Just click on the Comments link below. (If you’re reading this as an email, click here and you'll connect to Comments).
The illustrated version of Strunk and White, it's fairly new, maybe 5 years old, is lovely.
Posted by: Kim | April 14, 2009 at 08:51 PM
I read it, I memorized it, I still have the copy I bought some 35 years ago. However perfect old Strunk and White is, we should mention that some "rules" are made up, and made to be ignored. The famous "never end a sentence with a preposition" has been famously usurped by the elegant "to boldly go where man has never gone before."
Of course, one must know the rules to break them!
mym
Posted by: mym | April 14, 2009 at 10:09 PM
I agree with your professor's advice about memorizing The Elements of Style. The book has served me well over the years. My first copy was a gift from my boss when I asked how I could improve my business writing.
There is a new version with illustrations by the internationally acclaimed New York Times and New Yorker illustrator Maira Kalman. http://www.mairakalman.com/elements.html
It makes a perfect thank you or hostess gift. Perhaps Levenger should carry it in the stores and online!
Posted by: J. Gelats | April 14, 2009 at 10:32 PM
Hi Steve,
I am a huge fan of Circa!
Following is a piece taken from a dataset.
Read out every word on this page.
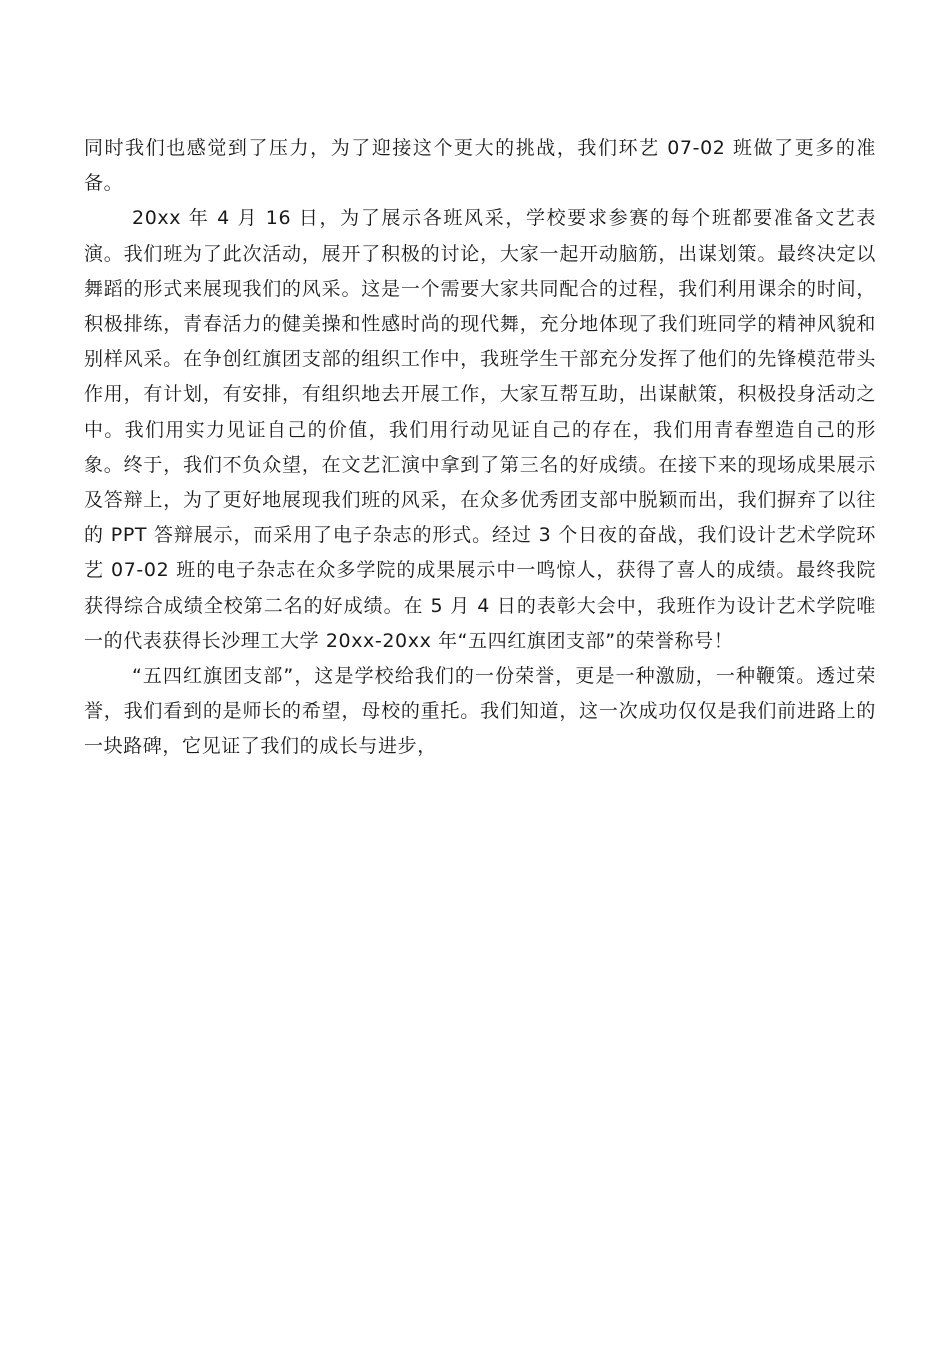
同时我们也感觉到了压力，为了迎接这个更大的挑战，我们环艺 07-02 班做了更多的准备。

20xx 年 4 月 16 日，为了展示各班风采，学校要求参赛的每个班都要准备文艺表演。我们班为了此次活动，展开了积极的讨论，大家一起开动脑筋，出谋划策。最终决定以舞蹈的形式来展现我们的风采。这是一个需要大家共同配合的过程，我们利用课余的时间，积极排练，青春活力的健美操和性感时尚的现代舞，充分地体现了我们班同学的精神风貌和别样风采。在争创红旗团支部的组织工作中，我班学生干部充分发挥了他们的先锋模范带头作用，有计划，有安排，有组织地去开展工作，大家互帮互助，出谋献策，积极投身活动之中。我们用实力见证自己的价值，我们用行动见证自己的存在，我们用青春塑造自己的形象。终于，我们不负众望，在文艺汇演中拿到了第三名的好成绩。在接下来的现场成果展示及答辩上，为了更好地展现我们班的风采，在众多优秀团支部中脱颖而出，我们摒弃了以往的 PPT 答辩展示，而采用了电子杂志的形式。经过 3 个日夜的奋战，我们设计艺术学院环艺 07-02 班的电子杂志在众多学院的成果展示中一鸣惊人，获得了喜人的成绩。最终我院获得综合成绩全校第二名的好成绩。在 5 月 4 日的表彰大会中，我班作为设计艺术学院唯一的代表获得长沙理工大学 20xx-20xx 年“五四红旗团支部”的荣誉称号！

“五四红旗团支部”，这是学校给我们的一份荣誉，更是一种激励，一种鞭策。透过荣誉，我们看到的是师长的希望，母校的重托。我们知道，这一次成功仅仅是我们前进路上的一块路碑，它见证了我们的成长与进步，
As a college student, at age 50 no less, I use Circa every day!!! I also use the new "smart pen" from the folks at live scribe. I would love to see circa paper have the "livescribe" digital paper format as well as 3 x 5 cards. Your two companies seem almost made for each other!!!
Here's a link: http://www.livescribe.com/
Posted by: William York | April 15, 2009 at 10:54 AM
I too have found Strunk and White timeless. Another how-to book that captured me is On Writing Well by William Zinsser. Mr. Zinsser breaks writing non-fiction down into principles, methods, and attitudes. Like Strunk and White he champions brevity. These two works are probably core to any writer and interesting reading to the non-writer as well. I've found these works facilitate better reading, as a deeper understanding of the writing process helps with focus, analysis, and comprehension.
Posted by: Davey Moyers | April 16, 2009 at 06:56 AM
William Zinsser's On Writing Well, Strunk & Wright's Elements of Style and Steve Leveen's Well Read Blog are my three biggest inspirations as a journalist. While at Cornell, I had the pleasure of unearthing some original Elements of Style, inscribed with a greeting from my college colleague, Mr. Leveen, which I treasure--along with the Levenger publications--to this day.